Fun in the Sun

As the cold November winds prepare to blast us into winter, wouldn’t you like to fly away to a land of perpetual sunshine? Someplace like Maui?

Well,  two dozen California legislators have packed their swim trunks and sunscreen and have flown to Maui.  These lucky folks are being treated to a five-day conference at the Fairmont Kea Lani Hotel in Wailea,  where the rooms cost $350 per night. But they won’t see a bill. Their expenses ($2500 per lawmaker) are being paid by  a non-profit called the Independent Voter Project.  Who are they? They include:

Occidental Petroleum and the Western States Petroleum Association

Eli Lilly

the Altria tobacco firm

the California Cable and Telecommunications Association

the State prison guards union 

the California Distributors’ Association tobacco and other products).

Just to make sure our legislators get enough rest, a mini-conference from Nov 19-23 will be held just down the road at the Grand Wailea. The sponsor is the Pacific Policy Research Foundation whose supports include Eli Lilly (again), PG&E, and Amgen.

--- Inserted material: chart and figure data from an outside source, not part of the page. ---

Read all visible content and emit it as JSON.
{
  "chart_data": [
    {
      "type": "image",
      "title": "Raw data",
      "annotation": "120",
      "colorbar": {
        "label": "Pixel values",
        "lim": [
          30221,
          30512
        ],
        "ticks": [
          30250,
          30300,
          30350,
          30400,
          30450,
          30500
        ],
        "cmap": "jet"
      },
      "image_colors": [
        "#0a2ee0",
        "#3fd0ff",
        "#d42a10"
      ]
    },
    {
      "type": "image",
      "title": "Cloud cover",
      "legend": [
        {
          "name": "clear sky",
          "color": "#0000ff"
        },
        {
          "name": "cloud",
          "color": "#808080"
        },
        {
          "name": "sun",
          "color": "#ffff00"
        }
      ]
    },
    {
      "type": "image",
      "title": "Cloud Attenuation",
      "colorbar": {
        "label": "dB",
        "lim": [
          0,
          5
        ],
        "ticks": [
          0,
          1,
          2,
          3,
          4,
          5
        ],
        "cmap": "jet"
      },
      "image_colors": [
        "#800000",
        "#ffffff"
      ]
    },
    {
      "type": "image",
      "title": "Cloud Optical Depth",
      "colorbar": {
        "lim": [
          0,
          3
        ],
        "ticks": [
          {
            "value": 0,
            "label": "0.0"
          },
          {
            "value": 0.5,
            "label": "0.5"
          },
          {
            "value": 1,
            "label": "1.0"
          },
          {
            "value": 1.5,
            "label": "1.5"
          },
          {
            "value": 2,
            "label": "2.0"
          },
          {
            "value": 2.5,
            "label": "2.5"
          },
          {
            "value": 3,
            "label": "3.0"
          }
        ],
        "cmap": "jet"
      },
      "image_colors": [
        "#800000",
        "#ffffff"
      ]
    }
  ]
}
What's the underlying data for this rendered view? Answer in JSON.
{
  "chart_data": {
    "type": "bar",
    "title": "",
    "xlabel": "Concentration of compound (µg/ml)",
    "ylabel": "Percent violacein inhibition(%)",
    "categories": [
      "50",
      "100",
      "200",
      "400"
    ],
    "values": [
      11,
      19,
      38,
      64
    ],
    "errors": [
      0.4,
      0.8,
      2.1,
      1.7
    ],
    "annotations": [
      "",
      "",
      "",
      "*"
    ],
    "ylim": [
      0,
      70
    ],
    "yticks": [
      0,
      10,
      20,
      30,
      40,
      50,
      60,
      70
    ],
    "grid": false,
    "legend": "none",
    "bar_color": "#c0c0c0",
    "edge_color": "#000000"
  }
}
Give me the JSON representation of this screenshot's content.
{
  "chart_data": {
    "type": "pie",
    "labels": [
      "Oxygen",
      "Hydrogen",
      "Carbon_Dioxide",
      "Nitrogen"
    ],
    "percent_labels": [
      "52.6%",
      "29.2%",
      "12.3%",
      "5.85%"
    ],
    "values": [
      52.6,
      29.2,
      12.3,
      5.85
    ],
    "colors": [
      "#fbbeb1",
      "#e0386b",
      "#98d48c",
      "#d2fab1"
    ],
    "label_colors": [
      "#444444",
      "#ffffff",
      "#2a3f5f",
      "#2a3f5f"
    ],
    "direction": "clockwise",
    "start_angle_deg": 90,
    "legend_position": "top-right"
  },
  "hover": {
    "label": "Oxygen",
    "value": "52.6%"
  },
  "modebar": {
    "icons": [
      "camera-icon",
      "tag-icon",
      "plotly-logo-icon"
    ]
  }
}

Who attends these gatherings? That’s a semi-secret but legislators from both parties routinely show up as well as power brokers like former assembly speaker John Perez. The only people who don’t get a seat are you and me. Patrick McGreevy lays it out in the LA Times.  

Every year they have these elitist parties with the public left out and every year people bitch about it, but here we are again. And Jerry Brown,  who doesn’t make many mistakes, vetoed a bill  that would have required nonprofits that pay for legislators’ travel to meetings like this, to disclose their donors.

But what good does disclosure do? These people have no shame.  Next year they’ll do it again. Even with a series of recent scandals, they’ll do it again unless someone stops them. Write to Mike McGuire, write to Jim Wood, join California Common Cause.

Maybe next year we should crash the party? Or at least get them to hold it in-state?  Box lunches at the Wharfinger should be good enough for those who are really doing the people’s business.